While union members aren’t killed on a regular basis in the United States, they are in other countries. As Trumka further noted in his testimony, 105 labor organizers have been killed and another 1,300 have been threatened with death in Colombia since the Obama administration signed a trade deal with the country in 2011.

This deference to economic elites at the expense of the public interest is a recurring theme in the history of post-World War Two American trade policy. But the TPP threatens to take this corporatism to the next level, with measures designed to protect the intellectual property of major corporations (such as film studios, software companies, and pharmaceutical corporations) by restricting fair use, extending copyright terms and expanding penalties for file-sharers and whistleblowers.

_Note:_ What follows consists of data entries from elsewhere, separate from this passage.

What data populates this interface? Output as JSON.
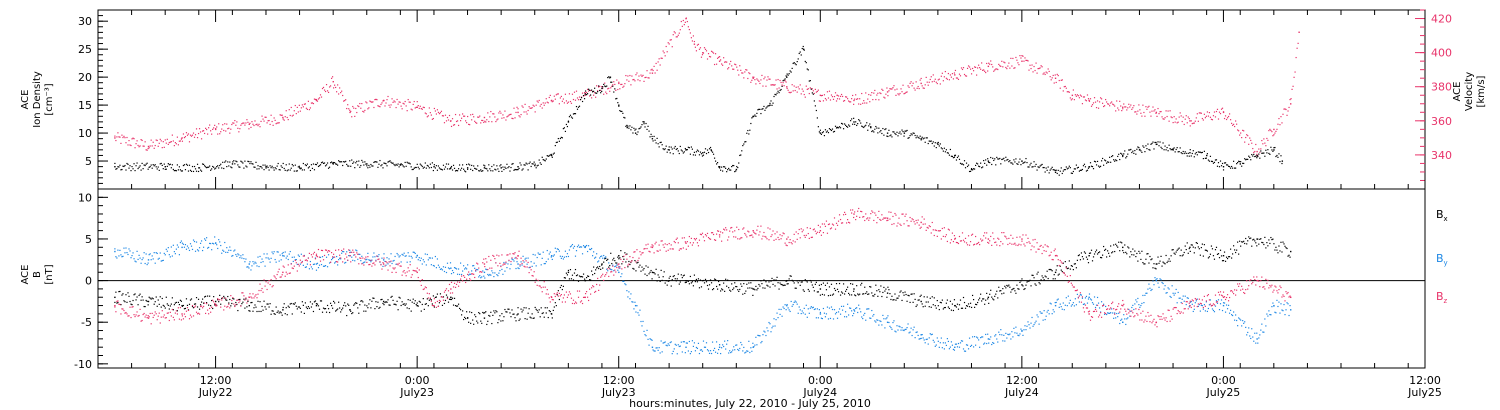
{
  "chart_data": [
    {
      "type": "scatter",
      "panel": "plasma",
      "left_axis": {
        "label": [
          "ACE",
          "Ion Density",
          "[cm⁻³]"
        ],
        "ylim": [
          0,
          32
        ],
        "ticks": [
          5,
          10,
          15,
          20,
          25,
          30
        ]
      },
      "right_axis": {
        "label": [
          "ACE",
          "Velocity",
          "[km/s]"
        ],
        "ylim": [
          320,
          425
        ],
        "ticks": [
          340,
          360,
          380,
          400,
          420
        ]
      },
      "series": [
        {
          "axis": "left",
          "color": "#000000",
          "x": [
            6,
            9,
            11,
            13,
            15,
            17,
            19,
            21,
            23,
            25,
            26,
            27,
            28,
            29,
            30,
            31,
            32,
            33,
            34,
            35,
            35.5,
            36,
            36.5,
            37,
            37.5,
            38,
            39,
            40,
            41,
            41.5,
            42,
            43,
            44,
            45,
            46,
            47,
            48,
            49,
            50,
            51,
            52,
            53,
            54,
            55,
            56,
            57,
            58,
            60,
            62,
            64,
            66,
            67,
            68,
            69,
            70,
            71,
            72,
            73,
            74,
            75,
            75.5
          ],
          "y": [
            4,
            4,
            3.8,
            4.5,
            4,
            3.8,
            4.5,
            4.5,
            4.3,
            4,
            3.8,
            3.8,
            3.8,
            3.8,
            4,
            4.2,
            6,
            12,
            17,
            18,
            20,
            15,
            11,
            10,
            12,
            9,
            7,
            7,
            6.5,
            7,
            4,
            3.5,
            13,
            15,
            20,
            25,
            10,
            11,
            12,
            11,
            10,
            10,
            9,
            8,
            6,
            3.5,
            5,
            5,
            3,
            4,
            6,
            7,
            8,
            7,
            6.5,
            6,
            4,
            4.5,
            6,
            7,
            5
          ]
        },
        {
          "axis": "right",
          "color": "#e8336a",
          "x": [
            6,
            8,
            10,
            12,
            14,
            16,
            18,
            19,
            20,
            22,
            24,
            26,
            28,
            30,
            32,
            34,
            36,
            38,
            40,
            40.5,
            41,
            42,
            44,
            46,
            48,
            49,
            50,
            52,
            54,
            56,
            58,
            60,
            62,
            63,
            64,
            66,
            68,
            70,
            72,
            74,
            75,
            76,
            76.5
          ],
          "y": [
            350,
            345,
            350,
            355,
            358,
            362,
            372,
            383,
            365,
            372,
            368,
            360,
            362,
            365,
            372,
            375,
            382,
            388,
            420,
            405,
            400,
            395,
            385,
            380,
            375,
            375,
            372,
            377,
            382,
            387,
            392,
            395,
            385,
            375,
            372,
            368,
            365,
            360,
            365,
            342,
            355,
            370,
            412
          ]
        }
      ]
    },
    {
      "type": "scatter",
      "panel": "magnetic field",
      "left_axis": {
        "label": [
          "ACE",
          "B",
          "[nT]"
        ],
        "ylim": [
          -10.5,
          11
        ],
        "ticks": [
          -10,
          -5,
          0,
          5,
          10
        ]
      },
      "zero_line": true,
      "legend": {
        "placement": "right",
        "entries": [
          {
            "name": "B",
            "sub": "x",
            "color": "#000000"
          },
          {
            "name": "B",
            "sub": "y",
            "color": "#1e88e5"
          },
          {
            "name": "B",
            "sub": "z",
            "color": "#e8336a"
          }
        ]
      },
      "series": [
        {
          "name": "Bx",
          "color": "#000000",
          "x": [
            6,
            8,
            10,
            12,
            14,
            16,
            18,
            20,
            22,
            24,
            26,
            27,
            28,
            30,
            32,
            33,
            34,
            35,
            36,
            38,
            39,
            40,
            42,
            44,
            46,
            48,
            50,
            52,
            54,
            56,
            58,
            60,
            62,
            64,
            66,
            68,
            70,
            72,
            74,
            76
          ],
          "y": [
            -2,
            -2.5,
            -3,
            -2.5,
            -3,
            -3.5,
            -3,
            -3.5,
            -2.5,
            -3,
            -2,
            -4.5,
            -4.5,
            -4,
            -4,
            1,
            0,
            2,
            3,
            1,
            0,
            0,
            -0.5,
            -1,
            0,
            -1,
            -1,
            -1.5,
            -2.5,
            -3,
            -2,
            -0.5,
            1,
            3,
            4,
            2,
            4,
            3,
            5,
            3.5
          ]
        },
        {
          "name": "By",
          "color": "#1e88e5",
          "x": [
            6,
            8,
            10,
            12,
            14,
            16,
            18,
            20,
            22,
            24,
            26,
            28,
            30,
            32,
            34,
            36,
            37,
            38,
            40,
            42,
            44,
            46,
            48,
            50,
            52,
            54,
            56,
            58,
            60,
            62,
            64,
            66,
            68,
            70,
            72,
            74,
            75,
            76
          ],
          "y": [
            3.5,
            2.5,
            4,
            4.5,
            2,
            3,
            2,
            3,
            2.5,
            3,
            1.5,
            1,
            2,
            3,
            4,
            1,
            -3,
            -8,
            -8,
            -8,
            -8,
            -3,
            -4,
            -3.5,
            -5,
            -6.5,
            -8,
            -7,
            -6,
            -3,
            -2,
            -5,
            0,
            -3,
            -3,
            -7,
            -3,
            -3.5
          ]
        },
        {
          "name": "Bz",
          "color": "#e8336a",
          "x": [
            6,
            8,
            10,
            12,
            14,
            16,
            18,
            20,
            22,
            24,
            25,
            26,
            28,
            30,
            32,
            34,
            36,
            38,
            40,
            42,
            44,
            46,
            48,
            50,
            52,
            54,
            56,
            58,
            60,
            62,
            64,
            66,
            68,
            70,
            72,
            74,
            76
          ],
          "y": [
            -3,
            -4.5,
            -4,
            -3,
            -2,
            1,
            3,
            3,
            2,
            1,
            -3,
            -1,
            2,
            3,
            -2,
            -2,
            2,
            4,
            4.5,
            5.5,
            6,
            5,
            6,
            8,
            7.5,
            7,
            5,
            5,
            5,
            3,
            -4,
            -3,
            -5,
            -3,
            -2,
            0,
            -2
          ]
        }
      ]
    }
  ],
  "x_axis": {
    "xlim": [
      5,
      84
    ],
    "ticks": [
      {
        "x": 12,
        "time": "12:00",
        "day": "July22"
      },
      {
        "x": 24,
        "time": "0:00",
        "day": "July23"
      },
      {
        "x": 36,
        "time": "12:00",
        "day": "July23"
      },
      {
        "x": 48,
        "time": "0:00",
        "day": "July24"
      },
      {
        "x": 60,
        "time": "12:00",
        "day": "July24"
      },
      {
        "x": 72,
        "time": "0:00",
        "day": "July25"
      },
      {
        "x": 84,
        "time": "12:00",
        "day": "July25"
      }
    ],
    "title": "hours:minutes, July 22, 2010 - July 25, 2010"
  }
}
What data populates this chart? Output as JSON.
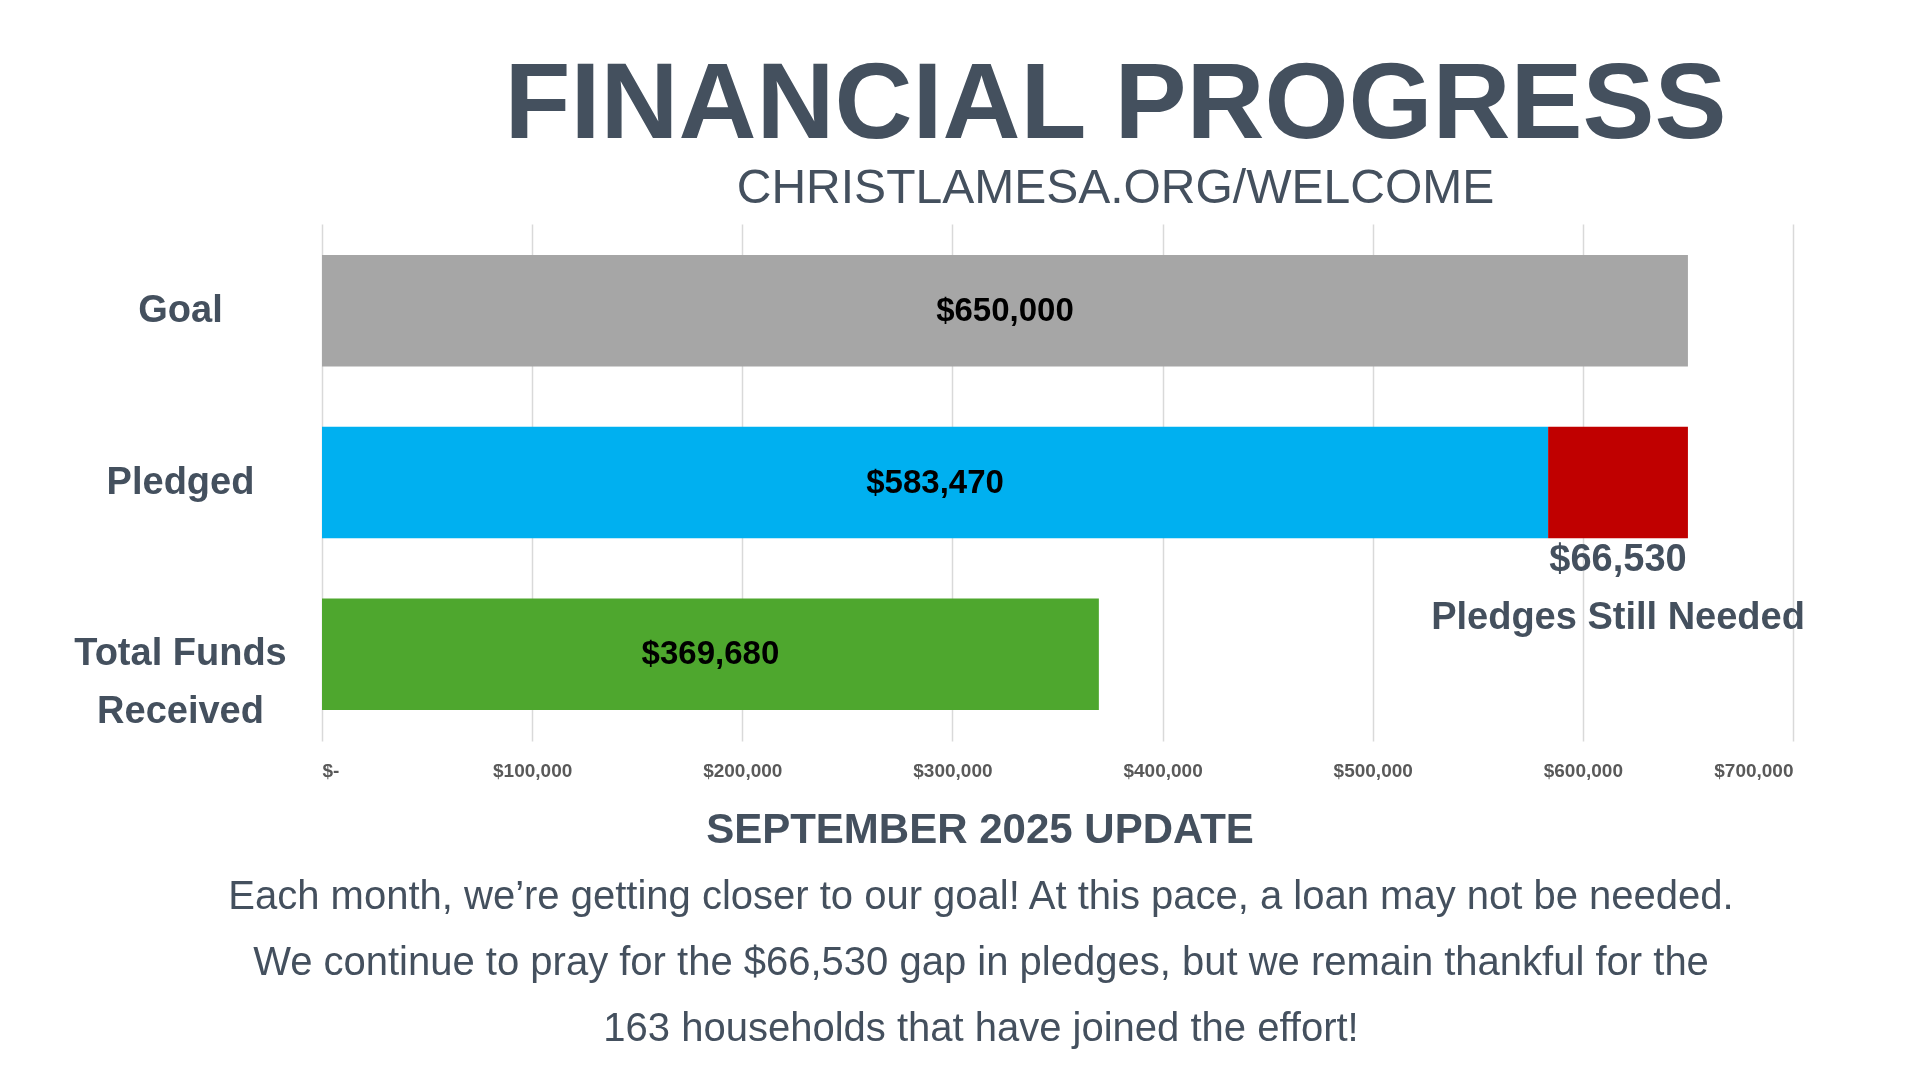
{
  "chart_data": {
    "type": "bar",
    "orientation": "horizontal",
    "stacked": true,
    "title": "FINANCIAL PROGRESS",
    "subtitle": "CHRISTLAMESA.ORG/WELCOME",
    "categories": [
      "Goal",
      "Pledged",
      "Total Funds Received"
    ],
    "series": [
      {
        "colors": [
          "#a6a6a6",
          "#00b0f0",
          "#4ea72e"
        ],
        "values": [
          650000,
          583470,
          369680
        ],
        "value_labels": [
          "$650,000",
          "$583,470",
          "$369,680"
        ]
      },
      {
        "name": "Pledges Still Needed",
        "color": "#c00000",
        "values": [
          null,
          66530,
          null
        ],
        "value_labels": [
          null,
          "$66,530",
          null
        ]
      }
    ],
    "xlim": [
      0,
      700000
    ],
    "xticks": [
      {
        "value": 0,
        "label": "$-"
      },
      {
        "value": 100000,
        "label": "$100,000"
      },
      {
        "value": 200000,
        "label": "$200,000"
      },
      {
        "value": 300000,
        "label": "$300,000"
      },
      {
        "value": 400000,
        "label": "$400,000"
      },
      {
        "value": 500000,
        "label": "$500,000"
      },
      {
        "value": 600000,
        "label": "$600,000"
      },
      {
        "value": 700000,
        "label": "$700,000"
      }
    ],
    "grid": "x",
    "annotations": [
      "SEPTEMBER 2025 UPDATE",
      "Each month, we’re getting closer to our goal! At this pace, a loan may not be needed. We continue to pray for the $66,530 gap in pledges, but we remain thankful for the 163 households that have joined the effort!"
    ]
  }
}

Although the struggle for stricter intellectual property guidelines may seem reasonable in theory, in practice it results in atrocities such as “Big Pharma’s African Genocide” — a period of six years during which ten million sub-Saharan Africans died because, as Andrew O’Hehir outlined in Salon, “the drug companies decided that protecting their bottom-line profits was more important than saving lives, and because there was no moral force with the global power to stop them.”

Perhaps the most insidious component of the Trans-Pacific Partnership (of which we are currently aware) can be found in the recently leaked Investment Chapter. The Investor-State Dispute Settlement provision of the chapter calls for the creation of special courts in which corporations can sue nations “if they believe to be losing profit or even have a lower expectation of profit” as a result of legislation enacted by that nation. In other words, the TPP takes corporate personhood to a whole new level, placing private interests above, not on par with, the public good. If a country takes steps to preserve the environment or protect the health of its citizens, it could potentially face harsh legal and economic consequences. This is a gross violation of national sovereignty, and a clear indication of where the negotiators’ interests lie.

Another such indication that the public wouldn’t support the TPP if we knew what was in it comes from the Congressional battle to grant President Obama trade promotion authority, often referred to as “fast-track” authority. This prevents Congress from adding amendments to the version of the Trans-Pacific Partnership presented to them by the President. Congressional Republicans have almost unanimously lined up in support of granting Mr. Obama fast-track authority, while Democrats remain divided. That Republicans have tabled their unflinching anti-Obama animus in order to pass the Trans-Pacific Partnership without any changes should tell you all you need to know about the implications of the agreement.

This deal isn’t about liberalizing trade. This deal doesn’t seek to benefit the hundreds of millions of people it affects. This deal is motivated by the same goal that has motivated American economic policy for the last four decades: the consolidation of the world’s wealth into the hands of an ever-shrinking minority. The secrecy with which this deal is being negotiated should not come as a surprise — the Trans-Pacific Partnership represents an assault on democracy the likes of which have never been seen.

Raghav Sharma is a writer, filmmaker, and political activist studying at the University of Pittsburgh. He writes on electoral and campaign finance issues, foreign policy, and economic affairs.